The notion that the 40 hour workweek, regardless of where the work is done, should be the measuring stick for productivity is senseless to me. Why not focus on productivity as the measure of a successful employee. I don't ever recall my commitments or evaluations being determined by how many hours I work. I get evaluated on my accomplishments.

Fri, Jul 15, 2011 COLUMBUS

I love teleworking. I get so much more done and feel the quality of my work is better. At work I get interrupted a lot at home only occasional when the dog needs out. Which is rare. Sometimes I sit for so long I am stiff when I do get up because of no interruptions. I set an alarm so I can get up and walk every so often. I had my knee replaced and it still gets stiff now and then. How people can not work at home with effeciently is beyond me. They must be people that really don't care about their job.
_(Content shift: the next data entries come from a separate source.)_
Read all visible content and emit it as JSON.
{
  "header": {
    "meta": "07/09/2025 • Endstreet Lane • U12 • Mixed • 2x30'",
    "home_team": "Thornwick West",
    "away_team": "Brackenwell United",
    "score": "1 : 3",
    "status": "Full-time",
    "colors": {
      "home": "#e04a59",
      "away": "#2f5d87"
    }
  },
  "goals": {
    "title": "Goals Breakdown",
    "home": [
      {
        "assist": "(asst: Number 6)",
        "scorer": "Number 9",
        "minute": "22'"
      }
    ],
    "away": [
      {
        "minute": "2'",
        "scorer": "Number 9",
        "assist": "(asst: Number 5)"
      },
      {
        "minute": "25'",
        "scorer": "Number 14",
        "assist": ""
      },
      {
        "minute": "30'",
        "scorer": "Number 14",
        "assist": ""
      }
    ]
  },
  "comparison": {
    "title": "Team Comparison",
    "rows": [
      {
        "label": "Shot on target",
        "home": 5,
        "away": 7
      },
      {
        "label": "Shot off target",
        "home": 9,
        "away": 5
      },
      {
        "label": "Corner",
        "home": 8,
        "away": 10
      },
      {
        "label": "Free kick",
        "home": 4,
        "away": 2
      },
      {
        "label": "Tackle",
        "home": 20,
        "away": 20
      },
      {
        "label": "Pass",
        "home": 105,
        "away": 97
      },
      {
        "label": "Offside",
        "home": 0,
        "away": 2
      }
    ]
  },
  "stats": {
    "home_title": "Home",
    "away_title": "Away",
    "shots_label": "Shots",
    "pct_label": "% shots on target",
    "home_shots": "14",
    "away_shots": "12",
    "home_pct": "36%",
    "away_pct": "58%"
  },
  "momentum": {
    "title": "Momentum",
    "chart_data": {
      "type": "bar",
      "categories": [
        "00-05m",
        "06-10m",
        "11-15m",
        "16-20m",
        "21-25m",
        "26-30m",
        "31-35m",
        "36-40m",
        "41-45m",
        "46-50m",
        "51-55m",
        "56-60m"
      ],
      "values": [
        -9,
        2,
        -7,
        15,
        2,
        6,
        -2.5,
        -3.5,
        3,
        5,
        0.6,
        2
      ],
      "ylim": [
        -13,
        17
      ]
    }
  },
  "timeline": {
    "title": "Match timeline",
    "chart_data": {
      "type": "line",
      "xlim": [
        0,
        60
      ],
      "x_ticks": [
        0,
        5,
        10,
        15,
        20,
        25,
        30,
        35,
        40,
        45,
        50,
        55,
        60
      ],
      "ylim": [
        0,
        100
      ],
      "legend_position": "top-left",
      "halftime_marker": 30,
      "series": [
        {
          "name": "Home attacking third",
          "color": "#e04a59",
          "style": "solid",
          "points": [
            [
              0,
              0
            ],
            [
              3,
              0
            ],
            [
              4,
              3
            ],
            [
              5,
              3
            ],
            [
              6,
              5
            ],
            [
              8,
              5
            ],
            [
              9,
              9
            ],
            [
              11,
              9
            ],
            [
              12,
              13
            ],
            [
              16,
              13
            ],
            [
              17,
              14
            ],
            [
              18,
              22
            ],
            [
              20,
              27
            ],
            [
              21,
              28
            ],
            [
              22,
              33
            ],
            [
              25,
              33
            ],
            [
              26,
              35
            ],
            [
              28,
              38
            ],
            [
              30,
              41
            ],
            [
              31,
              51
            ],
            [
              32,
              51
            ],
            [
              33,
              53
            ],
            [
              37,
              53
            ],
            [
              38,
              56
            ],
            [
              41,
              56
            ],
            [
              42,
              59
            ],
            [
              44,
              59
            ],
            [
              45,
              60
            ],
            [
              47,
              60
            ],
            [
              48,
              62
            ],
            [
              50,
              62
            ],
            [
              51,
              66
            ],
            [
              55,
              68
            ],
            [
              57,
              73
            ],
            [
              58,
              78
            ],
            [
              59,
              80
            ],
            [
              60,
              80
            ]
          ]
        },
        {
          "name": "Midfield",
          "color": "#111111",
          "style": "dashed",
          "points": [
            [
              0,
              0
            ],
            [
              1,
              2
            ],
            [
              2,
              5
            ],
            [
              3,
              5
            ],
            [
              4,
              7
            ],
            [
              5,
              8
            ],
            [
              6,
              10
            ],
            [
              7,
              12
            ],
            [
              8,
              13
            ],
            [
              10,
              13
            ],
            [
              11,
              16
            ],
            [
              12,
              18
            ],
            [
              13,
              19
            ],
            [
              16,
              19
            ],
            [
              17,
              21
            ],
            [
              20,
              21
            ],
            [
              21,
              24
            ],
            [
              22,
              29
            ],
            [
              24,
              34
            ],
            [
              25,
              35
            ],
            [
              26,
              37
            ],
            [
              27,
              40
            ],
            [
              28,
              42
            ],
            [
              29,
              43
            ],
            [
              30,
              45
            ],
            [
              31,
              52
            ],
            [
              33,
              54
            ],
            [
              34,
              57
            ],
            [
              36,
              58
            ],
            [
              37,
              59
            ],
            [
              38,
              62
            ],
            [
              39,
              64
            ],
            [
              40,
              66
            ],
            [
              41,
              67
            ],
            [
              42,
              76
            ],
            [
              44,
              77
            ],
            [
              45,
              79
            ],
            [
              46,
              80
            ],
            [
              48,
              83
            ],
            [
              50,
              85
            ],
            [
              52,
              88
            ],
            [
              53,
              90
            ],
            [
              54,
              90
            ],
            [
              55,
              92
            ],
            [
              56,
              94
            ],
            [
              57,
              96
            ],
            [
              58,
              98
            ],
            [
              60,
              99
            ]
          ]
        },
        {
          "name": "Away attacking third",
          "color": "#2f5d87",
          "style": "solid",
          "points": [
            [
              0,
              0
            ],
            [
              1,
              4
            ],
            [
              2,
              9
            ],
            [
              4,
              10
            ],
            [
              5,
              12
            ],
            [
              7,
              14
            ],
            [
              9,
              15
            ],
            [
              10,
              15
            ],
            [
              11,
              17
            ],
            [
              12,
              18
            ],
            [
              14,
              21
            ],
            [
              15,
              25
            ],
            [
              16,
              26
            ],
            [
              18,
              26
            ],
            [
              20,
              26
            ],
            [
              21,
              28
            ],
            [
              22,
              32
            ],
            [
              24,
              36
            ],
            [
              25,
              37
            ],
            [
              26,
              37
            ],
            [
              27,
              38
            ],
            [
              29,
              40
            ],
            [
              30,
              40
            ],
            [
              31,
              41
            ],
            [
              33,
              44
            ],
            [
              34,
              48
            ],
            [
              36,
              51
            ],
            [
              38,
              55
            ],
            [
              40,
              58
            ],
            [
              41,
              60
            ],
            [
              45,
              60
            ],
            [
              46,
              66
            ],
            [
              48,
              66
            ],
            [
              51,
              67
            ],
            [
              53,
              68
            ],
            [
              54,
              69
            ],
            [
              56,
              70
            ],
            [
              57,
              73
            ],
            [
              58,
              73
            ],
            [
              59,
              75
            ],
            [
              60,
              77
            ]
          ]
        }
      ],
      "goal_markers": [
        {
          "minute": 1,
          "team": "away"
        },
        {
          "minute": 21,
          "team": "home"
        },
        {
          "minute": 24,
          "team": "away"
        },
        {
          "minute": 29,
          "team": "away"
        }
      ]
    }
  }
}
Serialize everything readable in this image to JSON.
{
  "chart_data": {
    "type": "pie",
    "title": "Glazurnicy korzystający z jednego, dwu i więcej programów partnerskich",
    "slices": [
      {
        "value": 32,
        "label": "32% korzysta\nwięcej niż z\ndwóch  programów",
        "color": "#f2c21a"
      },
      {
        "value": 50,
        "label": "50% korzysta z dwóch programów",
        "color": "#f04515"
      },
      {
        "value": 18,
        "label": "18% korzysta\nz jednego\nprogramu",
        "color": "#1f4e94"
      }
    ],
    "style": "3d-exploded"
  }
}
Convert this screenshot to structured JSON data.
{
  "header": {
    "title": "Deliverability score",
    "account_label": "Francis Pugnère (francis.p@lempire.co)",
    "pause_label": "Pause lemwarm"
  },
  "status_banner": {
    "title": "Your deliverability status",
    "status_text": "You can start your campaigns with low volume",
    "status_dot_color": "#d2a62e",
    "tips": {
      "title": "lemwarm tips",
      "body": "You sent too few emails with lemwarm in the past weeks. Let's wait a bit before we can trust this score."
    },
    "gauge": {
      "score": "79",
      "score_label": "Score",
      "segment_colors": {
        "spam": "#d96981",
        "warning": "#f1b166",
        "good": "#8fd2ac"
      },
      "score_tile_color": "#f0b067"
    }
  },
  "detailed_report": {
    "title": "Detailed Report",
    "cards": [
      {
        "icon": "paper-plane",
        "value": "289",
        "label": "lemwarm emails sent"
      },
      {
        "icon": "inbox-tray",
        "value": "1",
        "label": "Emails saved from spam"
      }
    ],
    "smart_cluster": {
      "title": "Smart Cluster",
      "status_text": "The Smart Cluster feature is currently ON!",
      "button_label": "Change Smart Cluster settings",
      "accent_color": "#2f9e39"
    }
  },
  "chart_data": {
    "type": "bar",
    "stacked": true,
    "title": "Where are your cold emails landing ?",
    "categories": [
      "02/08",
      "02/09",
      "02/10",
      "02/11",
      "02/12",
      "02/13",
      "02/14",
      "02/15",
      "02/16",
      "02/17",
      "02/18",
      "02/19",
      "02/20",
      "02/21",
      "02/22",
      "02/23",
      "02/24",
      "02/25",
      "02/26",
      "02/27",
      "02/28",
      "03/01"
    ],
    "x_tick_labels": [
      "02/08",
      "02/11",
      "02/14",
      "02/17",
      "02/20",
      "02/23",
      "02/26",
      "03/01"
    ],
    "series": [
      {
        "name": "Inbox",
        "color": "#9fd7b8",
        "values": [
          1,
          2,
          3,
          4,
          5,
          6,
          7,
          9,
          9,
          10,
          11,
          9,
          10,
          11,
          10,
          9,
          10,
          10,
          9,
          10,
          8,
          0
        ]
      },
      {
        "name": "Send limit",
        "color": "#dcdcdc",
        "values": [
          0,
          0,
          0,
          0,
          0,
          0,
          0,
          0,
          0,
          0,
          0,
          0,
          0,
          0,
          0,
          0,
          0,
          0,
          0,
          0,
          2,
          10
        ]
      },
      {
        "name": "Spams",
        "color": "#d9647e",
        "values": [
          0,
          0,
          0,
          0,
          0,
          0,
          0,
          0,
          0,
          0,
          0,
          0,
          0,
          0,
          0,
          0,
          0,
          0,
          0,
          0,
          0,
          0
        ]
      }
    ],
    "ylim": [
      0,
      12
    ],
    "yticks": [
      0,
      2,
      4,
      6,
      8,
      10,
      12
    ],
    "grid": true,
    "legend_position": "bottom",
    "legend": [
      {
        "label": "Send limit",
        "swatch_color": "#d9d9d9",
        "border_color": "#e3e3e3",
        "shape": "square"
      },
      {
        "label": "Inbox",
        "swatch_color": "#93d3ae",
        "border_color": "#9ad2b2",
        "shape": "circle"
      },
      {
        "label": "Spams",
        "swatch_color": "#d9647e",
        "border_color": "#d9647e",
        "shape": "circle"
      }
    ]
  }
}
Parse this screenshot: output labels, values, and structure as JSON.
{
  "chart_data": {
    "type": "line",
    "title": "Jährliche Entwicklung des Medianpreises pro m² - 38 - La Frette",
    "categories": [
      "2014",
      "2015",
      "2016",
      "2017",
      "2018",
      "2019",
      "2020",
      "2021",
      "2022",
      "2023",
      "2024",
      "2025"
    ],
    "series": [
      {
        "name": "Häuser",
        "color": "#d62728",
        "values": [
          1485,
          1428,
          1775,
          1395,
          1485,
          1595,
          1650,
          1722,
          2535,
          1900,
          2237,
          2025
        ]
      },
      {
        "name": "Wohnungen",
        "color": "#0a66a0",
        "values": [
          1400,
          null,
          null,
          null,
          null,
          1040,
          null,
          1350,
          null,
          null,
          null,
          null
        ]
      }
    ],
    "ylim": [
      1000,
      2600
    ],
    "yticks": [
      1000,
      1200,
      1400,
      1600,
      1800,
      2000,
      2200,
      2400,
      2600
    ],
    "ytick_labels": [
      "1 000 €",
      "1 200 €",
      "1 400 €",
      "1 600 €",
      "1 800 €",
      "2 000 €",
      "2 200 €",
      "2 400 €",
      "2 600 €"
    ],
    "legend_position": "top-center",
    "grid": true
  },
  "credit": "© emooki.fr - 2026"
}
The biggest problem I have with teleworking is trying to get a hold of my supervisor. We are required to be "on line" with the communicator but the supervisor does not have to be. Never know when they are in the office or home working or sick. This of course is a management problem and need to have GOOD supervisors to start with. All in all I enjoy teleworking and the peace and quiet it brings.

Fri, Jul 15, 2011

Telework gives people flexibility. Thats the key. Yes it does require a certain discipline as well. But lots of times while your sleeping, I;m working. There have been many emails sent out after midnight in my cue while my co-workers are in bed im sure of that. So those who think that teleworkers are slackers or don't actually work could be right in some instances like the post that stated those that slack in the office will slack at home as well is a true statement I guess. But telework gives one the option to not be pigeon holed into working from 6:30am to 3pm and sticking strictly to those particular hours...you have the flexibility of being able to work your 8 hours when you want to work them if it fits your schedule to work them at 6:30-3pm or you want to work 6:30-10:30 and then 1-5pm as long as you work your scheduled 8 hours. But I agree I always give more hours than I actually get paid to work no matter what so it doesn't matter whether I am working in the office or out on telework. But no matter what you do have to have integrity to make any system work wouldn't you agree!

Fri, Jul 15, 2011

Telework works in my agency. Employees are reporting that we get more done at home than at work. We're saving gas and helping the environment by staying off the road. I agree if people are slackers in the office they'll be slackers at home and shouldnn't have satisfactory evals anyway which are required to work telework.